Jamak diketahui, Hong Kong adalah bagian dari China setelah diserahkan oleh Inggris di tahun 1997. Namun, penyerahan itu bersyarat. Salah satunya adalah Hong Kong tetap dibiarkan menganut sistem demokrasi yang liberal meskipun pemerintah pusat atau China daratan memberlakukan sistem komunis. Model sistem seperti ini kemudian dikenal dengan "Satu Negara dengan Dua Sistem".
Sebenarnya demonstrasi besar juga pernah terjadi di tahun 2014 yang dikenal dengan "Gerakan Payung". Dikatakan demikian karena saat itu para demonstran menggunakan payung sebagai symbol gerakan. Sayangnya, gerakan itu tidak berlangsung lama karena pemerintah Hong Kong berhasil meredam.
Namun, meskipun demonstrasi itu berhasil dihentikan, tidak berarti semangat perlawanan juga berakhir. Perlawanan itu ibarat api dalam sekam.
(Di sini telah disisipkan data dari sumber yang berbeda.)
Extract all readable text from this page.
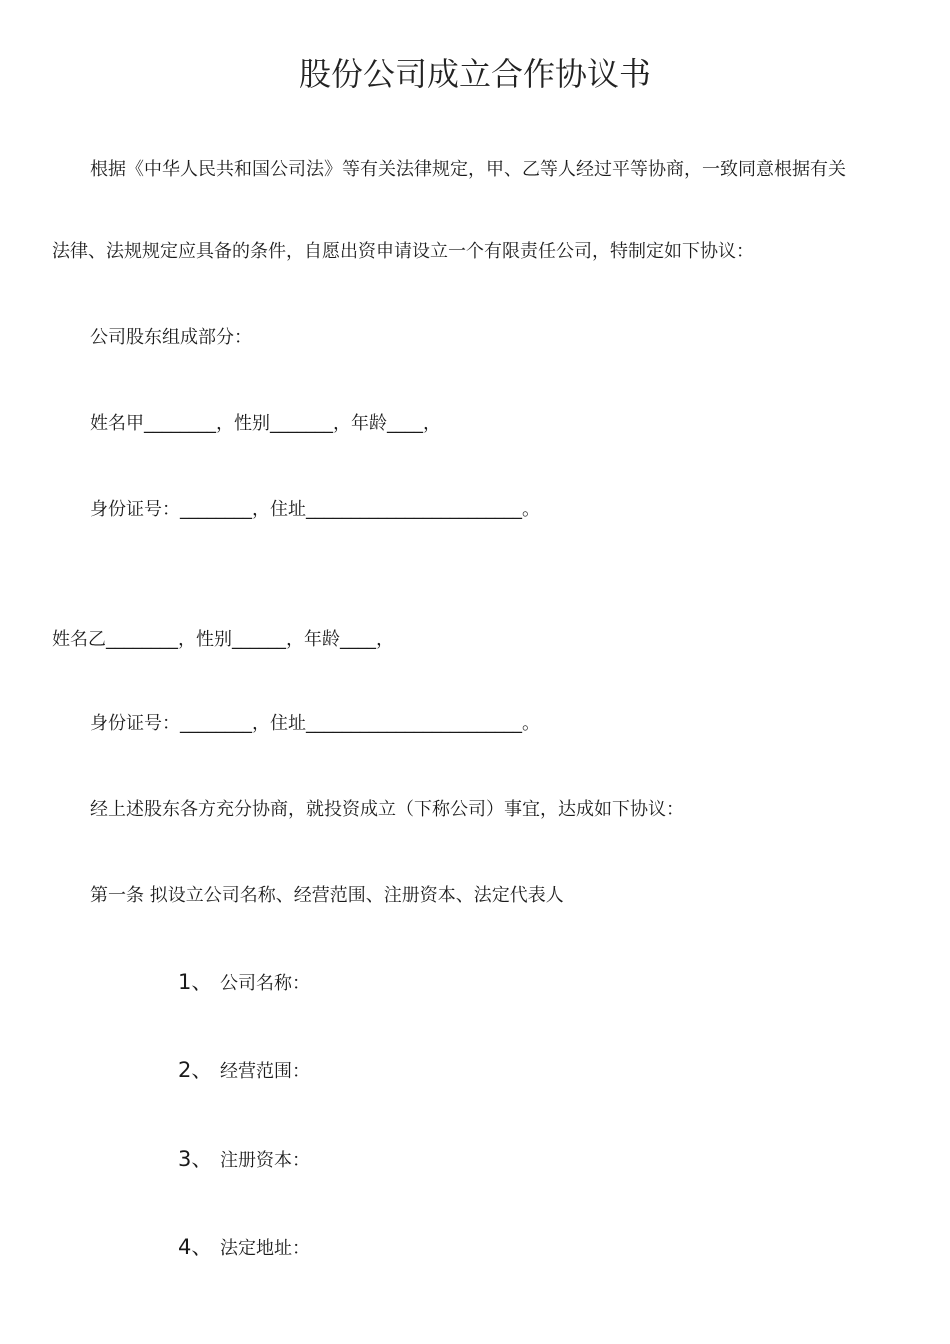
股份公司成立合作协议书
根据《中华人民共和国公司法》等有关法律规定，甲、乙等人经过平等协商，一致同意根据有关
法律、法规规定应具备的条件，自愿出资申请设立一个有限责任公司，特制定如下协议：
公司股东组成部分：
姓名甲________，性别_______，年龄____，
身份证号：________，住址________________________。
姓名乙________，性别______，年龄____，
身份证号：________，住址________________________。
经上述股东各方充分协商，就投资成立（下称公司）事宜，达成如下协议：
第一条 拟设立公司名称、经营范围、注册资本、法定代表人
1、 公司名称：
2、 经营范围：
3、 注册资本：
4、 法定地址：
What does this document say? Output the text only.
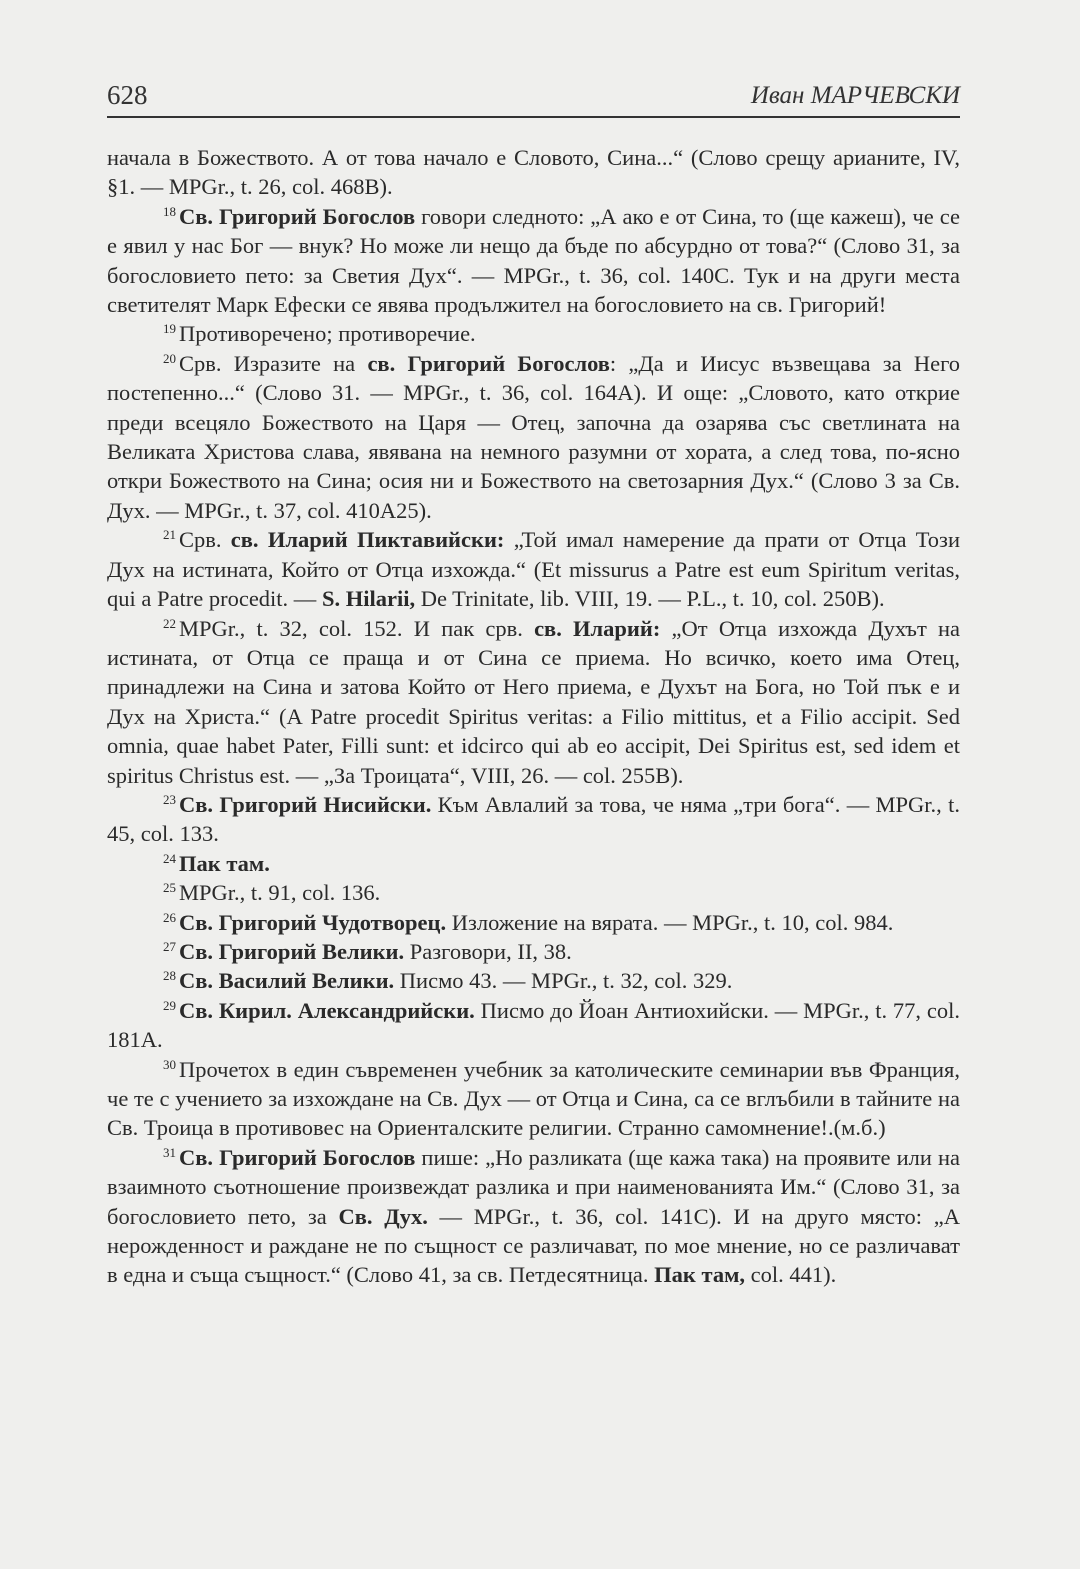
628	Иван МАРЧЕВСКИ

начала в Божеството. А от това начало е Словото, Сина...“ (Слово срещу арианите, IV, §1. — MPGr., t. 26, col. 468B).

$^{18}$ Св. Григорий Богослов говори следното: „А ако е от Сина, то (ще кажеш), че се е явил у нас Бог — внук? Но може ли нещо да бъде по абсурдно от това?“ (Слово 31, за богословието пето: за Светия Дух“. — MPGr., t. 36, col. 140C. Тук и на други места светителят Марк Ефески се явява продължител на богословието на св. Григорий!

$^{19}$ Противоречено; противоречие.

$^{20}$ Срв. Изразите на св. Григорий Богослов: „Да и Иисус възвещава за Него постепенно...“ (Слово 31. — MPGr., t. 36, col. 164A). И още: „Словото, като открие преди всецяло Божеството на Царя — Отец, започна да озарява със светлината на Великата Христова слава, явявана на немного разумни от хората, а след това, по-ясно откри Божеството на Сина; осия ни и Божеството на светозарния Дух.“ (Слово 3 за Св. Дух. — MPGr., t. 37, col. 410A25).

$^{21}$ Срв. св. Иларий Пиктавийски: „Той имал намерение да прати от Отца Този Дух на истината, Който от Отца изхожда.“ (Et missurus a Patre est eum Spiritum veritas, qui a Patre procedit. — S. Hilarii, De Trinitate, lib. VIII, 19. — P.L., t. 10, col. 250B).

$^{22}$ MPGr., t. 32, col. 152. И пак срв. св. Иларий: „От Отца изхожда Духът на истината, от Отца се праща и от Сина се приема. Но всичко, което има Отец, принадлежи на Сина и затова Който от Него приема, е Духът на Бога, но Той пък е и Дух на Христа.“ (A Patre procedit Spiritus veritas: a Filio mittitus, et a Filio accipit. Sed omnia, quae habet Pater, Filli sunt: et idcirco qui ab eo accipit, Dei Spiritus est, sed idem et spiritus Christus est. — „За Троицата“, VIII, 26. — col. 255B).

$^{23}$ Св. Григорий Нисийски. Към Авлалий за това, че няма „три бога“. — MPGr., t. 45, col. 133.

$^{24}$ Пак там.

$^{25}$ MPGr., t. 91, col. 136.

$^{26}$ Св. Григорий Чудотворец. Изложение на вярата. — MPGr., t. 10, col. 984.

$^{27}$ Св. Григорий Велики. Разговори, II, 38.

$^{28}$ Св. Василий Велики. Писмо 43. — MPGr., t. 32, col. 329.

$^{29}$ Св. Кирил. Александрийски. Писмо до Йоан Антиохийски. — MPGr., t. 77, col. 181A.

$^{30}$ Прочетох в един съвременен учебник за католическите семинарии във Франция, че те с учението за изхождане на Св. Дух — от Отца и Сина, са се вглъбили в тайните на Св. Троица в противовес на Ориенталските религии. Странно самомнение!.(м.б.)

$^{31}$ Св. Григорий Богослов пише: „Но разликата (ще кажа така) на проявите или на взаимното съотношение произвеждат разлика и при наименованията Им.“ (Слово 31, за богословието пето, за Св. Дух. — MPGr., t. 36, col. 141C). И на друго място: „А нерожденност и раждане не по същност се различават, по мое мнение, но се различават в една и съща същност.“ (Слово 41, за св. Петдесятница. Пак там, col. 441).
Terus ada dan malah semakin membara.
Tidak mengherankan, api dalam sekam yang terus dipanaskan dengan perlakuan pemerintah China pusat ke pada Hong Kong sehingga gerakan itu meledak kembali, dengan pemicu adalah UU ekstradisi.
Gerakan kali ini malah lebih besar dibanding tahun 2014. Berbagai upaya pemerintah Hong Kong menghentikan dan taktik intelijen yang dilakukan oleh pemerintah China pusat, namun tidak berhasil menghentikan gerakan ini.Â
Apalagi para demonstran juga punya variasi motode dalam melakukan aksi-aksinya sehingga membuat pemerintah dan pasukan keamanan cukup kewalahan.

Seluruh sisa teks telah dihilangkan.